My sister and my grandmother are waiting outside the press room, both looking every inch the royals they are.
I note that Elizabeth too has left her pack out of this.
She’s been doing that more and more recently.
Leaving Bree with Henri, Thomas and George, unless specifically informed that their presence is required.
My grandmother’s eyes sweep behind me in the same way her assistants eyes had and her expression darkens with disappointment the same way his did. She arches a brow at me. “You’re late.”
I bend and press a kiss to her powdery cheek. “Apologies, Your Majesty. Couldn’t be avoided, I’m afraid.”
She hums a displeased noise and I exchange a look with my twin.
“We will talk about this later,” she warns, before stumping into the press room, making the murmur of voices inside hush and then silence all together.
Lizzie and I flank her as she steps in front of the podium, spine straight and face composed with the gentle, caring expression she wears whenever she’s speaking with the public.
Elizabeth and I used to joke that she’s the living embodiment of Mom from Futurama. Publicly, she appears as a sweet, motherly figure, but in private, she is evil, cunning and cutthroat.
Recent events have turned this from a joke into a reality, at least as far as I’m concerned, probably as far as Liz is concerned too.
“My beloved people of Bravonne,” my grandmother, the queen, starts.
“Throughout our long and storied history, the strength of our realm has rested upon three pillars: stability, community, and care for our most vulnerable.
In recent years, our society has evolved at remarkable speed.
Packs form in new ways. Bonds are made across borders.
Technology reshapes what was once left solely to fate.
With change comes opportunity, but also uncertainty.
“It is the responsibility of the Crown not merely to celebrate progress, but to ensure that it does not leave our citizens unprotected.
“Today, I have formally enacted the Omega Welfare and Community Stability Act.”

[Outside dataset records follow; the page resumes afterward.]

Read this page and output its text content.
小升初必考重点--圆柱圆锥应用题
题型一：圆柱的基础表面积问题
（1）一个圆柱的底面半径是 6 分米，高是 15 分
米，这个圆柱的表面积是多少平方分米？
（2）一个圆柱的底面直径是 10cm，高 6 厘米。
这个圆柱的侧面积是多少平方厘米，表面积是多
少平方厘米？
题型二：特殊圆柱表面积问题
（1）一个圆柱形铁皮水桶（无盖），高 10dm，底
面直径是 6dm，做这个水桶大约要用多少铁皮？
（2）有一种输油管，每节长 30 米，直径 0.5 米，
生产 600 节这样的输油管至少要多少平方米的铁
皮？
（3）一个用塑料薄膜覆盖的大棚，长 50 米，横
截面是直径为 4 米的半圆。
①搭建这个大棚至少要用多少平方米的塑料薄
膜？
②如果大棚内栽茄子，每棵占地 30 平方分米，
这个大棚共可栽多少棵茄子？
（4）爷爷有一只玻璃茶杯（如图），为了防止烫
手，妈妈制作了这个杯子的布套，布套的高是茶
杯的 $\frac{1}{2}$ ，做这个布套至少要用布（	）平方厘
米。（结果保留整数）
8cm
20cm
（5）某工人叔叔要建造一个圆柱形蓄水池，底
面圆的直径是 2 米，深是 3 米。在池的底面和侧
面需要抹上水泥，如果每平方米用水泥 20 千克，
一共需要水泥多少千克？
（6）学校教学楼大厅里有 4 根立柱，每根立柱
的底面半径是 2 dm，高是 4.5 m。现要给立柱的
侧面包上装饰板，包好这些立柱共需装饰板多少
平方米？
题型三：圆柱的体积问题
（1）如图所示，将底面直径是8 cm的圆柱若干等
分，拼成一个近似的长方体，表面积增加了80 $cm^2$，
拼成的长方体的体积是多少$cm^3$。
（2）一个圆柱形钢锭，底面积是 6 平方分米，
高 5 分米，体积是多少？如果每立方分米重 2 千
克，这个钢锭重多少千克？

Elizabeth and I exchange a glance. One where I ask if she has any idea what the hell our grandmother is talking about, and my twin replies that she bloody well doesn’t. That can’t be good. Whatever this new ‘Stability Act’ is, it isn’t for the good of the country.
“This legislation has one purpose: to safeguard the wellbeing of omegas across Bravonne.” Warning bells ring in my ear, and my fingers itch to pull out my phone, to figure out what exactly she’s been up to while the world has been distracted by that godforsaken dating show, by my betrothal to Isadora.

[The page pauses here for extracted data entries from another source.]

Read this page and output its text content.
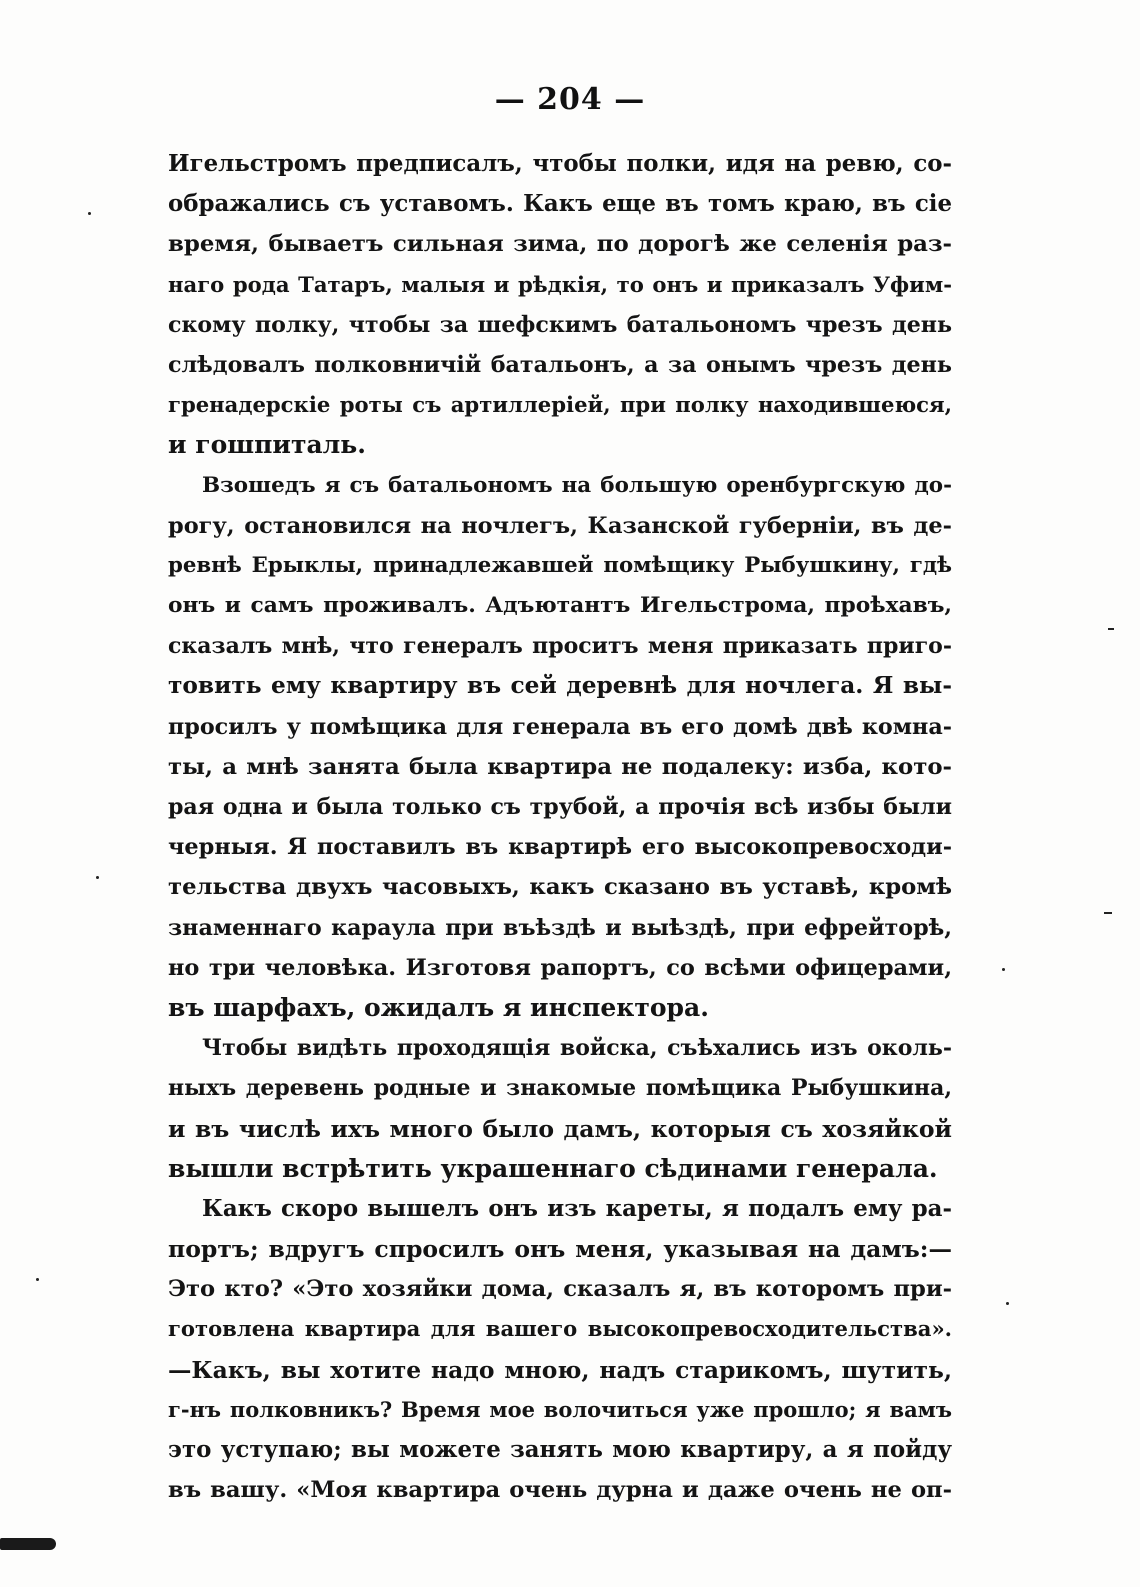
— 204 —
Игельстромъ предписалъ, чтобы полки, идя на ревю, со-
ображались съ уставомъ. Какъ еще въ томъ краю, въ сіе
время, бываетъ сильная зима, по дорогѣ же селенія раз-
наго рода Татаръ, малыя и рѣдкія, то онъ и приказалъ Уфим-
скому полку, чтобы за шефскимъ батальономъ чрезъ день
слѣдовалъ полковничій батальонъ, а за онымъ чрезъ день
гренадерскіе роты съ артиллеріей, при полку находившеюся,
и гошпиталь.
Взошедъ я съ батальономъ на большую оренбургскую до-
рогу, остановился на ночлегъ, Казанской губерніи, въ де-
ревнѣ Ерыклы, принадлежавшей помѣщику Рыбушкину, гдѣ
онъ и самъ проживалъ. Адъютантъ Игельстрома, проѣхавъ,
сказалъ мнѣ, что генералъ проситъ меня приказать приго-
товить ему квартиру въ сей деревнѣ для ночлега. Я вы-
просилъ у помѣщика для генерала въ его домѣ двѣ комна-
ты, а мнѣ занята была квартира не подалеку: изба, кото-
рая одна и была только съ трубой, а прочія всѣ избы были
черныя. Я поставилъ въ квартирѣ его высокопревосходи-
тельства двухъ часовыхъ, какъ сказано въ уставѣ, кромѣ
знаменнаго караула при въѣздѣ и выѣздѣ, при ефрейторѣ,
но три человѣка. Изготовя рапортъ, со всѣми офицерами,
въ шарфахъ, ожидалъ я инспектора.
Чтобы видѣть проходящія войска, съѣхались изъ околь-
ныхъ деревень родные и знакомые помѣщика Рыбушкина,
и въ числѣ ихъ много было дамъ, которыя съ хозяйкой
вышли встрѣтить украшеннаго сѣдинами генерала.
Какъ скоро вышелъ онъ изъ кареты, я подалъ ему ра-
портъ; вдругъ спросилъ онъ меня, указывая на дамъ:—
Это кто? «Это хозяйки дома, сказалъ я, въ которомъ при-
готовлена квартира для вашего высокопревосходительства».
—Какъ, вы хотите надо мною, надъ старикомъ, шутить,
г-нъ полковникъ? Время мое волочиться уже прошло; я вамъ
это уступаю; вы можете занять мою квартиру, а я пойду
въ вашу. «Моя квартира очень дурна и даже очень не оп-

“Omegas, by their very nature, experience periods of heightened vulnerability.
Historically, they have been at risk of coercion, abandonment, and exploitation — particularly in unregulated bonding arrangements.

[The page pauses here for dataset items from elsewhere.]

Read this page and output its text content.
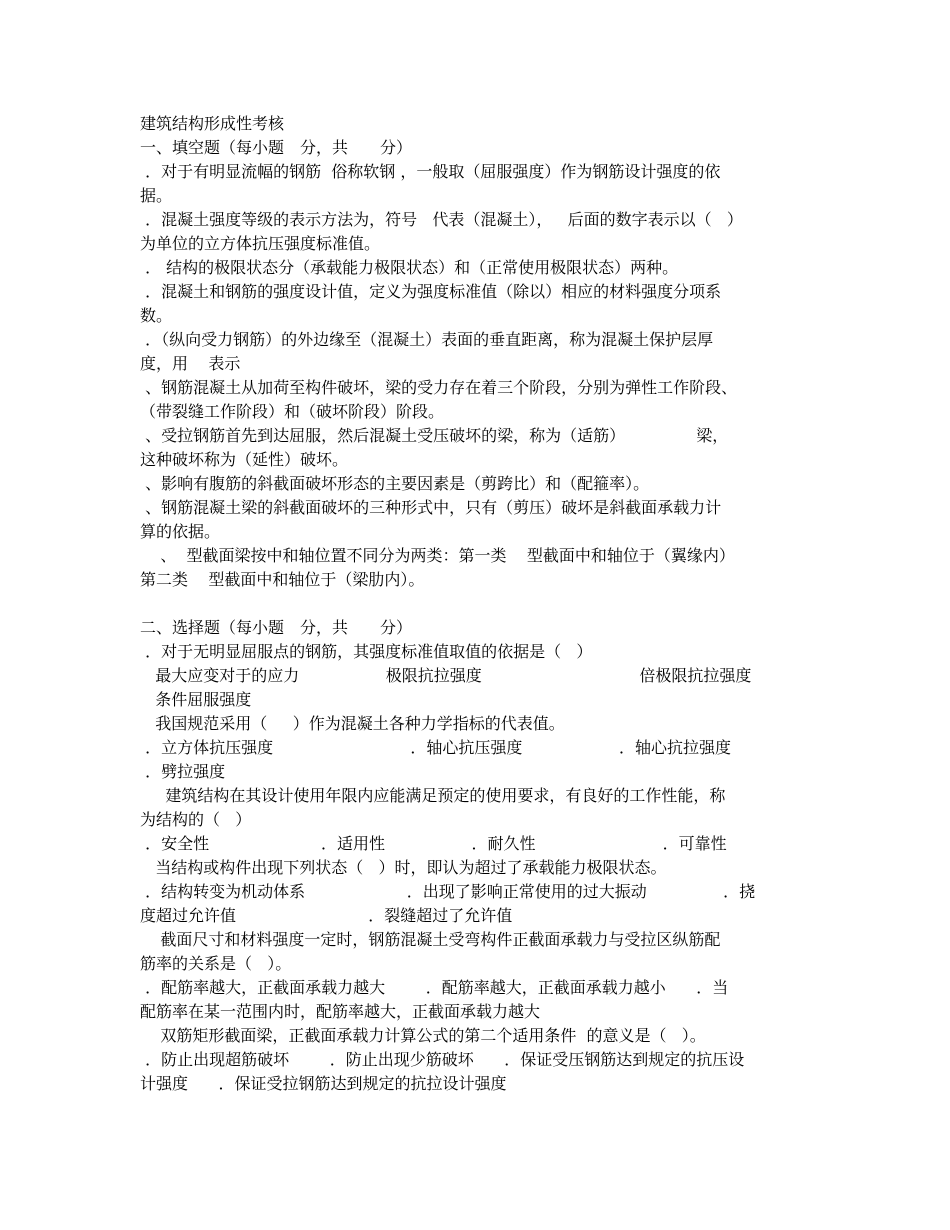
建筑结构形成性考核
一、填空题（每小题　分，共　　分）
．对于有明显流幅的钢筋  俗称软钢 ，一般取（屈服强度）作为钢筋设计强度的依
据。
．混凝土强度等级的表示方法为，符号   代表（混凝土），   后面的数字表示以（   ）
为单位的立方体抗压强度标准值。
． 结构的极限状态分（承载能力极限状态）和（正常使用极限状态）两种。
．混凝土和钢筋的强度设计值，定义为强度标准值（除以）相应的材料强度分项系
数。
．（纵向受力钢筋）的外边缘至（混凝土）表面的垂直距离，称为混凝土保护层厚
度，用    表示
、钢筋混凝土从加荷至构件破坏，梁的受力存在着三个阶段，分别为弹性工作阶段、
（带裂缝工作阶段）和（破坏阶段）阶段。
、受拉钢筋首先到达屈服，然后混凝土受压破坏的梁，称为（适筋）              梁，
这种破坏称为（延性）破坏。
、影响有腹筋的斜截面破坏形态的主要因素是（剪跨比）和（配箍率）。
、钢筋混凝土梁的斜截面破坏的三种形式中，只有（剪压）破坏是斜截面承载力计
算的依据。
、  型截面梁按中和轴位置不同分为两类：第一类    型截面中和轴位于（翼缘内）
第二类    型截面中和轴位于（梁肋内）。
二、选择题（每小题　分，共　　分）
．对于无明显屈服点的钢筋，其强度标准值取值的依据是（   ）
最大应变对于的应力                 极限抗拉强度                               倍极限抗拉强度
条件屈服强度
我国规范采用（     ）作为混凝土各种力学指标的代表值。
．立方体抗压强度                           ．轴心抗压强度                   ．轴心抗拉强度
．劈拉强度
建筑结构在其设计使用年限内应能满足预定的使用要求，有良好的工作性能，称
为结构的（   ）
．安全性                      ．适用性                 ．耐久性                         ．可靠性
当结构或构件出现下列状态（   ）时，即认为超过了承载能力极限状态。
．结构转变为机动体系                    ．出现了影响正常使用的过大振动               ．挠
度超过允许值                          ．裂缝超过了允许值
截面尺寸和材料强度一定时，钢筋混凝土受弯构件正截面承载力与受拉区纵筋配
筋率的关系是（   ）。
．配筋率越大，正截面承载力越大        ．配筋率越大，正截面承载力越小      ．当
配筋率在某一范围内时，配筋率越大，正截面承载力越大
双筋矩形截面梁，正截面承载力计算公式的第二个适用条件  的意义是（   ）。
．防止出现超筋破坏        ．防止出现少筋破坏      ．保证受压钢筋达到规定的抗压设
计强度      ．保证受拉钢筋达到规定的抗拉设计强度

While many packs are loving and honorable, we would be remiss to ignore that not all are.
“The Act introduces a national registry designed to ensure that every omega has access to medical resources, legal protection, and community support.
It establishes voluntary community forums, opportunities for unbonded omegas to connect in safe, structured environments, should they wish to do so.
It clarifies bond recognition processes, so that no omega finds herself unprotected in matters of inheritance, custody, or legal standing.
“Let me be clear: this is not a restriction. It is a protection.”
The way she stresses the word tells me she wants people to believe it, not that she means it.
“No omega should ever question whether her bond will be recognized by law. No child should face uncertainty regarding legitimacy. No family should be left vulnerable to dispute because the law failed to keep pace with modern realities.